On 15 April 1923 insulin became widely available and the people dying of Type I diabetes had, for the first time in history, a chance to LIVE. Before Dr. Frederick Banting and a medical student named Charles Best figured out how to get insulin out of a dog’s pancreas in the early 1920s, a diagnosis of juvenile diabetes was a death sentence.
My husband is a Type I diabetic. He was only 7 years old when he was diagnosed following a harrowing trip to the ER that still gives his parents nightmares. My husband has been living with it for more than 30 years now and I am hella grateful to the stalwart docs who figured out how to save his life before my grandparents were born.

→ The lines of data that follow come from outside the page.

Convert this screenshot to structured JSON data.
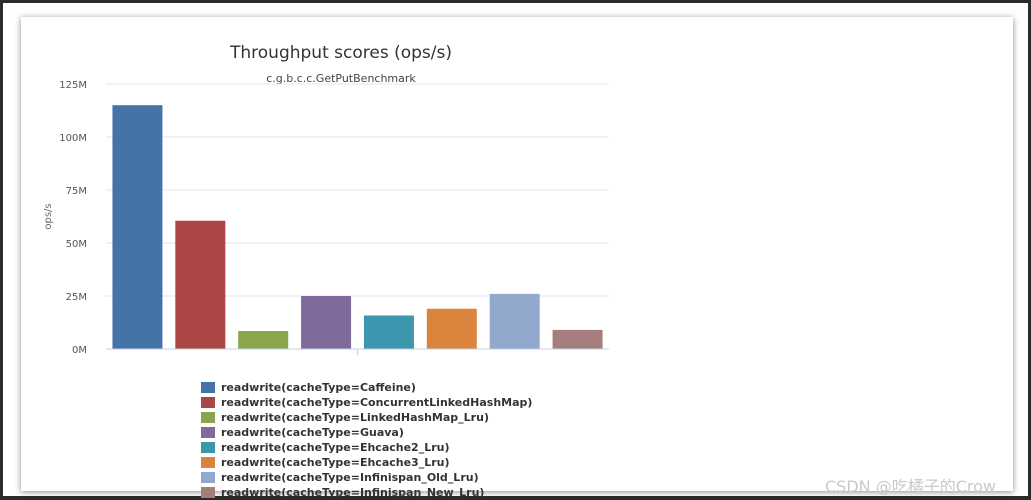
{
  "watermark": "CSDN @吃橘子的Crow",
  "chart_data": {
    "type": "bar",
    "title": "Throughput scores (ops/s)",
    "subtitle": "c.g.b.c.c.GetPutBenchmark",
    "xlabel": "",
    "ylabel": "ops/s",
    "ylim": [
      0,
      125000000
    ],
    "yticks": [
      0,
      25000000,
      50000000,
      75000000,
      100000000,
      125000000
    ],
    "ytick_labels": [
      "0M",
      "25M",
      "50M",
      "75M",
      "100M",
      "125M"
    ],
    "grid": true,
    "legend_position": "bottom",
    "series": [
      {
        "name": "readwrite(cacheType=Caffeine)",
        "value": 115000000,
        "color": "#4572a7"
      },
      {
        "name": "readwrite(cacheType=ConcurrentLinkedHashMap)",
        "value": 60500000,
        "color": "#aa4643"
      },
      {
        "name": "readwrite(cacheType=LinkedHashMap_Lru)",
        "value": 8500000,
        "color": "#89a54e"
      },
      {
        "name": "readwrite(cacheType=Guava)",
        "value": 25000000,
        "color": "#80699b"
      },
      {
        "name": "readwrite(cacheType=Ehcache2_Lru)",
        "value": 15800000,
        "color": "#3d96ae"
      },
      {
        "name": "readwrite(cacheType=Ehcache3_Lru)",
        "value": 19000000,
        "color": "#db843d"
      },
      {
        "name": "readwrite(cacheType=Infinispan_Old_Lru)",
        "value": 26000000,
        "color": "#92a8cd"
      },
      {
        "name": "readwrite(cacheType=Infinispan_New_Lru)",
        "value": 9000000,
        "color": "#a47d7c"
      }
    ]
  }
}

I’m also grateful to the biochemists who figured out how to turn pig insulin into human insulin in the lab back in 1955, and to the clever scientists — Arthur Riggs and Keiichi Itakura in collaboration with Herbert Boyer — who figured out how to synthesize human insulin from E. coli bacteria in 1978. While I am at it, let me give a big ol’ shout out to the people who worked on the technology for the insulin pump, which has been of the utmost value in keeping my hubby healthy.
Even now, type I diabetics have a shortened life expectancy. To solve that problem, they are just going to have to come up with a way to grow insulin-producing islet cells in the lab and transplant them into diabetics, essentially curing diabetes. I cannot WAIT to be grateful to those scientists!
For now, though, I am grateful for every day with my Sweet Babou.